Sitting in his office on the 35th floor of a downtown Toronto skyscraper, Don Rice, 31, recalls his first encounter with a computer.
“I can remember going to my uncle’s house – he worked for IBM. He had an Apple computer with a disk drive, and you could play Pong on it. I was about eight or nine years old at the time,” said Rice, financial information systems manager for Borden Ladner Gervais (BLG) LLP, a law firm with offices across Canada.
A graduate of the Bachelor of Business Administration program at Waterloo, Ont.-based Wilfrid Laurier University with a major in accounting and finance, Rice said IT was never his main focus throughout his education. “Back in 1990 . . . IT wasn’t what it is today. It made sense for me to be on the financial side,” he explained.
But the IT discipline, he said, has changed so much now that people from all walks of life – including himself – have jumped onboard. In fact, it’s only recently that Rice has started working toward his Information Systems Management certificate at Toronto’s Ryerson University. “Not everyone has the education – you’re kind of put into the job and that’s where the learning comes from.”
Rice’s first job was in 1995 as a cost analyst for Toronto-based cheque producing company Davis + Henderson (D+H), where he first started using SQL and reporting tools. Then D+H came upon a new concept: a data centre. “They pulled me into (that project) because I had a reporting background,” he explained.
Next, Rice was put to work on an OLAP tools demo that was used in a major sales presentation. “That was the highlight of my career,” he said, adding that he remembers being pulled aside by the president and CEO who had good things to say about the demo. “Getting that feedback was really awesome . . . when you’re a junior programmer.”
Today, he still looks back nostalgically on his programming days. “It’s like you’re creating your own little Frankenstein – the user wants something, and you put all the pieces together.
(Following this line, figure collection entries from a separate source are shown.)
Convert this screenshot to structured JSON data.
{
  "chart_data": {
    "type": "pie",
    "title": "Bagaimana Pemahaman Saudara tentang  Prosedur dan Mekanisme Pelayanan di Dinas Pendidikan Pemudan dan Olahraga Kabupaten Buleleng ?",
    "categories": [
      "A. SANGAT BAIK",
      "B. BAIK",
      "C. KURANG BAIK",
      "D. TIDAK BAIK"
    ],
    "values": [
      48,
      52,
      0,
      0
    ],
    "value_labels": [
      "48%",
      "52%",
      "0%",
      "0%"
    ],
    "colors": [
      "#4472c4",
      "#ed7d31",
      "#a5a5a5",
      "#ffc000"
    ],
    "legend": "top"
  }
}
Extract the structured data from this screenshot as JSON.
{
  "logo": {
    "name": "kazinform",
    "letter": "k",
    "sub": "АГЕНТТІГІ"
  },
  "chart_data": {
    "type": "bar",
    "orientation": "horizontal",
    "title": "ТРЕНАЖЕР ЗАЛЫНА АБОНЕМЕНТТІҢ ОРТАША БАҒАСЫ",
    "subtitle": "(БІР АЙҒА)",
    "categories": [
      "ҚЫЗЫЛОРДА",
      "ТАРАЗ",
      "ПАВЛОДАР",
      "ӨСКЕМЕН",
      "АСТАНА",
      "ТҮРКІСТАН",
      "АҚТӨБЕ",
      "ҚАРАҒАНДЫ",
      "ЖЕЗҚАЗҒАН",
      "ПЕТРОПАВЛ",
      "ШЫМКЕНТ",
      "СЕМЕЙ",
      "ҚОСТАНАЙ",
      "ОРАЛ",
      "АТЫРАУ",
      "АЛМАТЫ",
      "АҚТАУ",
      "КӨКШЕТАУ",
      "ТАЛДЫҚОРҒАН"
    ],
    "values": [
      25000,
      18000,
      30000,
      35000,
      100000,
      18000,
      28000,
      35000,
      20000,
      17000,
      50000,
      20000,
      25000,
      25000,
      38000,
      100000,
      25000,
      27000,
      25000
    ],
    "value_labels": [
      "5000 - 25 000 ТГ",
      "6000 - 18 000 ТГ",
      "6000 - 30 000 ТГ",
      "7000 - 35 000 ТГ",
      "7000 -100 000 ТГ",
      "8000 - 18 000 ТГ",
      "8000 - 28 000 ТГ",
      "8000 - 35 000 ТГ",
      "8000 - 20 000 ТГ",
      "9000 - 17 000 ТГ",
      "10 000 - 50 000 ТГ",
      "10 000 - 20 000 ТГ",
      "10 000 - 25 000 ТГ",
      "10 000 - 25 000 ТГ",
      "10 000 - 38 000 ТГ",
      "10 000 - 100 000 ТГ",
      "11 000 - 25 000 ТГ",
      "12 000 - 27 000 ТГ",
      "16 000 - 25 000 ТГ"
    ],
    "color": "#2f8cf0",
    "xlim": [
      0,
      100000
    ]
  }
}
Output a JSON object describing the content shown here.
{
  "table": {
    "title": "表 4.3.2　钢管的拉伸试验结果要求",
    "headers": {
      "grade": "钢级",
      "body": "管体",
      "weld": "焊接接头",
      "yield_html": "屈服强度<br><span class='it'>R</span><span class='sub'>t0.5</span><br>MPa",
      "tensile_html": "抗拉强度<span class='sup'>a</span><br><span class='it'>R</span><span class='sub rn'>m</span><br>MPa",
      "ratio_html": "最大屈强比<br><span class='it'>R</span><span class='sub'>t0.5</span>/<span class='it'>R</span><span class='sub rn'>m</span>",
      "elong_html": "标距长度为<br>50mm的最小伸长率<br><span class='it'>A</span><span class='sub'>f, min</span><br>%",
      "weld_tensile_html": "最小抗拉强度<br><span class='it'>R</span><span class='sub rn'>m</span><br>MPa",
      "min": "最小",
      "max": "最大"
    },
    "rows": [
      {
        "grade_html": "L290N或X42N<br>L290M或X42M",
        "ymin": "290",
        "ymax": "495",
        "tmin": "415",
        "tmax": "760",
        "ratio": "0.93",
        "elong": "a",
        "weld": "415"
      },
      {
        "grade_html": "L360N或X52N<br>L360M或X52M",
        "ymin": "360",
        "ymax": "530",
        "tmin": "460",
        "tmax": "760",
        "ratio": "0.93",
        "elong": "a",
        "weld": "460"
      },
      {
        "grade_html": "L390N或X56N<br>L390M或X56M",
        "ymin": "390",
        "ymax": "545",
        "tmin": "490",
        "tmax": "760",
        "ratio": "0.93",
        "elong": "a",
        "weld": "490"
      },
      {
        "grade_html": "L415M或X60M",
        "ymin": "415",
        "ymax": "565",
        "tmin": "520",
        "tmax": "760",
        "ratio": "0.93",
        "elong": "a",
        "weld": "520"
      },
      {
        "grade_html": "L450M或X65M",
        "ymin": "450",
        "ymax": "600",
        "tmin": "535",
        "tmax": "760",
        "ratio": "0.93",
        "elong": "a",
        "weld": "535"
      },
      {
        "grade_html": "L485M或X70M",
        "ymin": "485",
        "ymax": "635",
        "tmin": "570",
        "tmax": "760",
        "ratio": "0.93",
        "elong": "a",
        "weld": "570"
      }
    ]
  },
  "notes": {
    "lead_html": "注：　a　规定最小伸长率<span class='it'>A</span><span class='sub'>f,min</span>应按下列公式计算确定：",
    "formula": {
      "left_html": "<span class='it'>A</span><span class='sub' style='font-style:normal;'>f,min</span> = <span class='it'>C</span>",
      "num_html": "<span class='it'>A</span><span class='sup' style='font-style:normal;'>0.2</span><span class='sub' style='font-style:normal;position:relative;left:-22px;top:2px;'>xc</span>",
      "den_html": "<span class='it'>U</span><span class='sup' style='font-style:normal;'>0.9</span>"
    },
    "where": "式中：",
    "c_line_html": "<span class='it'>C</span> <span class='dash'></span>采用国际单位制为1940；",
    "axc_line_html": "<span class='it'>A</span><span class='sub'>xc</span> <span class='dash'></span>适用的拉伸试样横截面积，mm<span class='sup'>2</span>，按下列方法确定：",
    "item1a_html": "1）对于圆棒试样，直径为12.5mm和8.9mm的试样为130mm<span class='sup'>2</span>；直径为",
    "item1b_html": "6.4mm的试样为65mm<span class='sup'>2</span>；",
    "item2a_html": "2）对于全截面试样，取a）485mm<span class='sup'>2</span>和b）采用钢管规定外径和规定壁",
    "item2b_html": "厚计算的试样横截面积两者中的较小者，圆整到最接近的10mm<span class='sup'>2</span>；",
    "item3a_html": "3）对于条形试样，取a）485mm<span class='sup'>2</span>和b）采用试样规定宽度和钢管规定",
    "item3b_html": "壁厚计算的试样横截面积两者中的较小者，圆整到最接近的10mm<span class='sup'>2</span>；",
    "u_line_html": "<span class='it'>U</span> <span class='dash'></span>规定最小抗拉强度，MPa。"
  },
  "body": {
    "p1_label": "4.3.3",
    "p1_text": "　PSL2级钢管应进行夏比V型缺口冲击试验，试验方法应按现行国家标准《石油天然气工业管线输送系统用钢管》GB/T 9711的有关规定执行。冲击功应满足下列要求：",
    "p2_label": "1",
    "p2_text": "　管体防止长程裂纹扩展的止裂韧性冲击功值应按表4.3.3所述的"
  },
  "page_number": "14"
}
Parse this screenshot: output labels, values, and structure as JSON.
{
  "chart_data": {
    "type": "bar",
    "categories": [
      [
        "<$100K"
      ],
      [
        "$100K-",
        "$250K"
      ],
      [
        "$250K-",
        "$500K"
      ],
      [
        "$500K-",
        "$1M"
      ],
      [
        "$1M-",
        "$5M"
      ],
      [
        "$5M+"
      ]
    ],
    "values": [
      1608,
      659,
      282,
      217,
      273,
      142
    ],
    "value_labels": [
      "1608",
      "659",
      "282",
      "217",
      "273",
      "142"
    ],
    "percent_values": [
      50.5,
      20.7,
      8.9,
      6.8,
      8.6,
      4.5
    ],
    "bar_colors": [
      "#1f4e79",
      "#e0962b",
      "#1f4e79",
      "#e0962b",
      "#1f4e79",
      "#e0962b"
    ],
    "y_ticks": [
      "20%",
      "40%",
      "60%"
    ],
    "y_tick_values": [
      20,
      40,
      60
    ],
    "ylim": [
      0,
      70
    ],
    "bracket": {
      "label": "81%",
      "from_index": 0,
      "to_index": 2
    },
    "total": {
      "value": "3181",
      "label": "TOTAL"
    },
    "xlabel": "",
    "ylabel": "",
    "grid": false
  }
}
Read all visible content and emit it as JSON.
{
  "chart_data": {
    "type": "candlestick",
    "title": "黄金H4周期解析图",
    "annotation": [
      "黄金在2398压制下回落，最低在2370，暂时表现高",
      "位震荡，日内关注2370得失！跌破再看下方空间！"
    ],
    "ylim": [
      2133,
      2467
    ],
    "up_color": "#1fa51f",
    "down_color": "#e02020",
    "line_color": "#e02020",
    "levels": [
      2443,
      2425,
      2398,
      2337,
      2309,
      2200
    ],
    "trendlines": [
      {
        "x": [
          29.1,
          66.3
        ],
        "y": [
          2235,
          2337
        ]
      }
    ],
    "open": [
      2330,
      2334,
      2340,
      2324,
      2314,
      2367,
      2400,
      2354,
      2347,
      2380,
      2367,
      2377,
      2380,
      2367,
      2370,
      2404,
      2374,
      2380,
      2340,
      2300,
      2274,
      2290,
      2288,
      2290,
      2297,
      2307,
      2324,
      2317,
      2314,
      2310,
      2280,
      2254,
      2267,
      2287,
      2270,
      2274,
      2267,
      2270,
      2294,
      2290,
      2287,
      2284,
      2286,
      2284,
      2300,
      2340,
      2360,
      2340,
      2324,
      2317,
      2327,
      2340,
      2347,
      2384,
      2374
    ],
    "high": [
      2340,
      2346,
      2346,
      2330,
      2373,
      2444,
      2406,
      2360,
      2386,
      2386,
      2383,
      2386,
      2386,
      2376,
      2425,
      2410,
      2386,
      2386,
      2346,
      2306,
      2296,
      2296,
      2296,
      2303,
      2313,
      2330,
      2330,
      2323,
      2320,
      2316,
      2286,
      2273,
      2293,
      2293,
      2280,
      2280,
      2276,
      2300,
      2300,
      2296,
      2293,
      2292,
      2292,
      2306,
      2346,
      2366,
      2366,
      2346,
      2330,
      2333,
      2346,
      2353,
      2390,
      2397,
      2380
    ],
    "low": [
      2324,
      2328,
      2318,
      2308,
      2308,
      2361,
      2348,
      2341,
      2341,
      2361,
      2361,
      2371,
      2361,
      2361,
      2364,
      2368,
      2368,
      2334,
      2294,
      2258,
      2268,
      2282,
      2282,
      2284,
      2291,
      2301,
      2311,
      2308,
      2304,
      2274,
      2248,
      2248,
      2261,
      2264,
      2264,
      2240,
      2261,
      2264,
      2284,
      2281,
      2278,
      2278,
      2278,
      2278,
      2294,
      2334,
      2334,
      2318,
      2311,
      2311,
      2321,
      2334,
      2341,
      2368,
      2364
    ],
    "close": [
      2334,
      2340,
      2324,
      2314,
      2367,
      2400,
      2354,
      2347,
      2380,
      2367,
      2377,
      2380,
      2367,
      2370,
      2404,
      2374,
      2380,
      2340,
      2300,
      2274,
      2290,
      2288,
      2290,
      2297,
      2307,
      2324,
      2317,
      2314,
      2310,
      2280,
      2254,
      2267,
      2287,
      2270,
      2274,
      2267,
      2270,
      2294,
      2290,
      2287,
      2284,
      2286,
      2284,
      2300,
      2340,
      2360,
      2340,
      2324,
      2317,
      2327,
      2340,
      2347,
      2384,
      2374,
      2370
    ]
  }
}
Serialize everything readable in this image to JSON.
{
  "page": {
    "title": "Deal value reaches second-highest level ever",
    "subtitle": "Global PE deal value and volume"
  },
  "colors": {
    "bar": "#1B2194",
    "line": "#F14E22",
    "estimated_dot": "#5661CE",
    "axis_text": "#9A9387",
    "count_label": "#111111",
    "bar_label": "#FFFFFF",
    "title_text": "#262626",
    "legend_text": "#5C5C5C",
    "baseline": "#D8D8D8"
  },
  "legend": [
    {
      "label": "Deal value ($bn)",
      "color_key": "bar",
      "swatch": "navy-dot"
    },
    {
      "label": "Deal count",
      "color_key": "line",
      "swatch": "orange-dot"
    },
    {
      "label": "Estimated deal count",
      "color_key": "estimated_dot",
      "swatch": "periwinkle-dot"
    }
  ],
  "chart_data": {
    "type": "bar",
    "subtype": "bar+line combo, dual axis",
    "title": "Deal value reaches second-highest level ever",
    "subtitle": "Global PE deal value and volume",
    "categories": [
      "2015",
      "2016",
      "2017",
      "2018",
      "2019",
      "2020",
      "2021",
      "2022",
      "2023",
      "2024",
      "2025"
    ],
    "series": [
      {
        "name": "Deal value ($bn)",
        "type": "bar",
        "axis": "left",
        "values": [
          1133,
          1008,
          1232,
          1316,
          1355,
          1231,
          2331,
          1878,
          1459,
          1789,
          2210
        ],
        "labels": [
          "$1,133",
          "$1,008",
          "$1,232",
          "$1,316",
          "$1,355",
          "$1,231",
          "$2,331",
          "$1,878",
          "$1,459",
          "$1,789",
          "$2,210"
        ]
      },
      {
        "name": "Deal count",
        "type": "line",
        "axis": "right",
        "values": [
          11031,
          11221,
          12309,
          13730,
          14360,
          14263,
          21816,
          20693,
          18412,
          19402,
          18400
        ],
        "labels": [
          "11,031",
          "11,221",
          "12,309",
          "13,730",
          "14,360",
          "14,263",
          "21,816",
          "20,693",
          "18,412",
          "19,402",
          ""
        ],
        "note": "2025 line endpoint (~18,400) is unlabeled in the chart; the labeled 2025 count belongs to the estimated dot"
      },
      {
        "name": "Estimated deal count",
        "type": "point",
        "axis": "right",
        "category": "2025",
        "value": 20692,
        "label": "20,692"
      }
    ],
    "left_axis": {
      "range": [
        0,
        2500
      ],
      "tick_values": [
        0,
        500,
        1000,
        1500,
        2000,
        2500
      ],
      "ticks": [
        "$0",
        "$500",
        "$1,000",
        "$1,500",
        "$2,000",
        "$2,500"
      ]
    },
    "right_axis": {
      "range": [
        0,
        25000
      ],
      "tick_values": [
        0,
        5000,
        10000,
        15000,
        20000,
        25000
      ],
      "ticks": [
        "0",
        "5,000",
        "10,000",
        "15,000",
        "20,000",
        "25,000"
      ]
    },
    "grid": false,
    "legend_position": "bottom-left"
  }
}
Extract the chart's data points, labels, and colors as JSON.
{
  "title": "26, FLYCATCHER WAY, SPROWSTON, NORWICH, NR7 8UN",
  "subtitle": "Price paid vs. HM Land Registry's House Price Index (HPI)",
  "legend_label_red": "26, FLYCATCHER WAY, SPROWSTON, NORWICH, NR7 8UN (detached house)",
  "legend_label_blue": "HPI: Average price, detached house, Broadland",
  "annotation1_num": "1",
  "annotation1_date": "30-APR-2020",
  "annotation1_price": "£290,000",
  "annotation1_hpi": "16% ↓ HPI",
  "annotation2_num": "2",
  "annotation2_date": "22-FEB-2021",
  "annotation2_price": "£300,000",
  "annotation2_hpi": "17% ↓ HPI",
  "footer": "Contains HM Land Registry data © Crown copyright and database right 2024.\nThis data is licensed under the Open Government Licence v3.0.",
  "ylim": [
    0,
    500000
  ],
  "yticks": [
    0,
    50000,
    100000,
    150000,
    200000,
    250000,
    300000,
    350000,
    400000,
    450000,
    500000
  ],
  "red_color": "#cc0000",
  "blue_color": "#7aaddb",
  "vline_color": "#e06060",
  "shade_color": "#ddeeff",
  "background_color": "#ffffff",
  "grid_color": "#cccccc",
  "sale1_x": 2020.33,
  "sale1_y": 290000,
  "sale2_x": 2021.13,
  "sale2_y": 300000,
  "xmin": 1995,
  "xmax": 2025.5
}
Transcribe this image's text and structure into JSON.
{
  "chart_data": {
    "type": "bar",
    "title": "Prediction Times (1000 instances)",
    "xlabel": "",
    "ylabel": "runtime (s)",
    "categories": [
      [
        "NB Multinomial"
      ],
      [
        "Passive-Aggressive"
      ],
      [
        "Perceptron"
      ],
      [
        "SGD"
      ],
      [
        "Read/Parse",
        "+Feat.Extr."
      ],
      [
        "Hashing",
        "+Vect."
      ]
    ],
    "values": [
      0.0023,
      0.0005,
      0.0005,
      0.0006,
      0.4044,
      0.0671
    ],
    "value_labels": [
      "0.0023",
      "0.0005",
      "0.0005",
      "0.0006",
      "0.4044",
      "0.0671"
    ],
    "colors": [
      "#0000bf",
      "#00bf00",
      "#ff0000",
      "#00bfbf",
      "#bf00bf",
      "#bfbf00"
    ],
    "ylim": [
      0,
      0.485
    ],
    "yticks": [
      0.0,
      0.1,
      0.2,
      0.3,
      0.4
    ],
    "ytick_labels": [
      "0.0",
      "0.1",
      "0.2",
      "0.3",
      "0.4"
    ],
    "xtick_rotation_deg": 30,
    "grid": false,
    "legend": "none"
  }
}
There is nothing more exciting than getting stuck, not being able to figure out what’s going on and then suddenly finding the missing piece.”
The only “black cloud” in Rice’s career would be his all too brief stint at Oracle Corp., which he joined in October of 1998 as a consultant implementing the vendor’s Express OLAP product for clients. By March of 1999, he was out of a job because “clients were focusing on Y2K instead of business intelligence tools.” However, there are no regrets, he said. “It was a great experience – it was fun to work there and I learned a lot.”
After returning to D+H on contract, in May of 1999 he joined BLG, which at the time only had a Toronto office. His first role was as a developer charged with the task of implementing CMS, practice management system that keeps track of lawyers’ time, billing and case progress.
Shortly after the implementation, BLG announced that it was merging with four other firms, and Rice’s team started planning how they would bring the new Calgary, Montreal, Ottawa and Vancouver offices under the same system. After the integration was completed in 2002, BLG needed a national financial IS manager to take care of the day-to-day operations of CMS – and Rice got promoted.
The transition from staff to management was a bit tough. “The mindset is different – before, you’re working with friends and you joke around. Then it changes to ‘Don’s now the manager so I have to be careful what I say around him,'” said Rice, who now reports to both the company CFO and national director of IT.
Nonetheless, he said he loves working at BLG. Rice’s team consists of eight other people who specialize in everything from networking to accounting. “(The staff) . . . love to use technology to get the boss. Once they got a hold of this horrible looking picture of me after being drenched with rain at a summer party – one guy scanned it and put it on everyone’s computer as their background,” he chuckled. “Really, it’s like a big happy family; we just have a good time.”